06/10/2020
Por José Pacheco
Campinas, 16 de setembro de 2040
Pedistes que vos contasse mais um pouco daquilo que o amigo Rubem viu e sentiu, na Ponte. Então, aqui vai.
“À esquerda da porta de entrada havia frases escritas com letras grandes, afixadas na parede. A menina explicou: “Aprendemos a ler lendo frases inteiras”.
As frases que se encontravam escritas na parede da Escola da Ponte eram frases propostas pelas próprias crianças, frases que diziam o que elas estavam vivendo. Aprendiam, assim, que a escrita serve para dizer a vida que cada um vive. Pensei que é assim que as crianças aprendem a falar. Elas aprendem palavras inteiras, pois somente palavras inteiras fazem sentido. Elas não aprendem os sons para depois juntar os sons em palavras.
“Mas é importante saber as letras na ordem certa”, continuou, “porque é assim que se aprende a ordem alfabética, para usar os dicionários”. Ela falava assim mesmo, não é invenção minha”.
Não era mesmo “invenção”. Todos aprendiam a ler, cada qual a seu modo e no seu ritmo, explorando diferentes estilos de inteligência e diversas metodologias. Chegada à Ponte, contando cinco aninhos de vida, qualquer criança já sabia ler. Lia em português: Coca Cola. Em inglês: Mc Donalds. E até em japonês: Toyota. Mas, na escola da aula, todo esse repertório linguístico era desprezado. As crianças deixavam de ler “Coca Cola”, para papaguear “ca, ce, ci, co, cu, la, le, li, lo, lu”.
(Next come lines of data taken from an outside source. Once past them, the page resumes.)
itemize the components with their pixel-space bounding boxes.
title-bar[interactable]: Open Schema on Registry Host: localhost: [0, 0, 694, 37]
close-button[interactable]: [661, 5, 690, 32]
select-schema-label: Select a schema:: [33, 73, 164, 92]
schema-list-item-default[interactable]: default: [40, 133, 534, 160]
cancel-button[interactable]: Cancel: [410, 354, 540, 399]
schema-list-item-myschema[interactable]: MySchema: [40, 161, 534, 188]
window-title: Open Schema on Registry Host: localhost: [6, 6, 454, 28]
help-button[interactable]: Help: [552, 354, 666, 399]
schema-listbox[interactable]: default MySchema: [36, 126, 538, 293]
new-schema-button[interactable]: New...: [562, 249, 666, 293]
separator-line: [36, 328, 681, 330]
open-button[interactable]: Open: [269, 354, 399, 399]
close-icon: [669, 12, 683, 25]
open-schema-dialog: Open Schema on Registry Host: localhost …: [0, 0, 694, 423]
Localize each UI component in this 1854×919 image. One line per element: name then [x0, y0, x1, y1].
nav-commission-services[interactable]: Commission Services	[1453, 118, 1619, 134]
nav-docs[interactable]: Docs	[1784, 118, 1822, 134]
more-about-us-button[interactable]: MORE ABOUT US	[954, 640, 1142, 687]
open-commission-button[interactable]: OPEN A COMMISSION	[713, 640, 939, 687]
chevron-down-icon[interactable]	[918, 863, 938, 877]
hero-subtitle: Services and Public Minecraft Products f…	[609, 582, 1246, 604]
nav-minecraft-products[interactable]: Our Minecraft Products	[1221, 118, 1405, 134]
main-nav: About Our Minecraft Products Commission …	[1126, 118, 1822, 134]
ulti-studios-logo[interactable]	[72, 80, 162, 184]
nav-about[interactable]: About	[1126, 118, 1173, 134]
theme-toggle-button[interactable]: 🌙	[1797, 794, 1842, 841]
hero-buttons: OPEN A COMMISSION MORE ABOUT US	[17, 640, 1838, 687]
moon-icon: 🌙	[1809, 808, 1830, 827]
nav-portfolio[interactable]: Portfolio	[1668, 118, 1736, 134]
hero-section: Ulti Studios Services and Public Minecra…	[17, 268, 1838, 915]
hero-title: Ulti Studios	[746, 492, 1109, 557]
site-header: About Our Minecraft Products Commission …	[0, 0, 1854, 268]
O “método” era igual para todos, quase sempre o “fônico”. O ritmo individual de aprendizagem era ignorado. O que prevalecia era aquele que a professora impunha. Daí que, ao cabo de alguns meses, a mestra recomendasse a ida do João e da Joana para “aulas de reforço”, porque “tinham dificuldades de aprendizagem e não conseguiam acompanhar o ritmo da turma”. Sabeis o que era o “ritmo da turma”? Nem eu!
Quase sempre, do “reforço”, o João e a Joana passavam ao “ensino de adultos” e, não raras vezes, se quedavam analfabetos. Mas, voltemos ao Rubem e à aprendizagem da cidadania:
“Havia um grupo de alunos e professoras reunido à volta de uma mesa. “Estão a preparar a assembleia de hoje. Temos uma assembleia que se reúne semanalmente para tratar dos problemas da escola e para sugerir soluções”. O normal é que os olhos vejam mais as coisas ruins e que a boca tenha mais prazer em falar sobre elas. Mas lá, na Escola da Ponte, as crianças são convidadas a ver o bom, o bonito, o generoso, e a falar sobre eles. Ando um pouco mais e encontro uma menina com síndrome de Down trabalhando com outras, numa mesinha. Ela trabalha de forma concentrada. Sua presença é uma presença igual à de todas as demais crianças, ela aprende que ela tem um lugar importante na vida.
No Brasil, colaborei com a Fundação Síndrome de Down, instituição a que o Rubem estava ligado por fortes laços de afetividade. Partilhei a inclusão da Ponte dos anos oitenta. Acolhíamos o que outras escolas rejeitavam.
Quando acolhemos o André, jovem com trissomia 21, perguntei-lhe o que ele queira ser. Não “quando fosse grande”, porque perguntar isso a uma criança era xingá-la (criança é! – não vai ser). Respondeu:
“Posso dizer o que eu quero ser?”
Isso acontecia sempre que, no chão das escolas, eu ensaiava perguntas iniciadoras de projetos, porque, a educação familiar, social e escolar desse tempo proibia a pergunta, matava a curiosidade.
“Quero ser goleiro” – disse o André.
O projeto de vida de um goleiro recomeçou. E, em 2018, quando Portugal ganhou o campeonato europeu de futebol de salão, o goleiro da seleção nacional era… o André.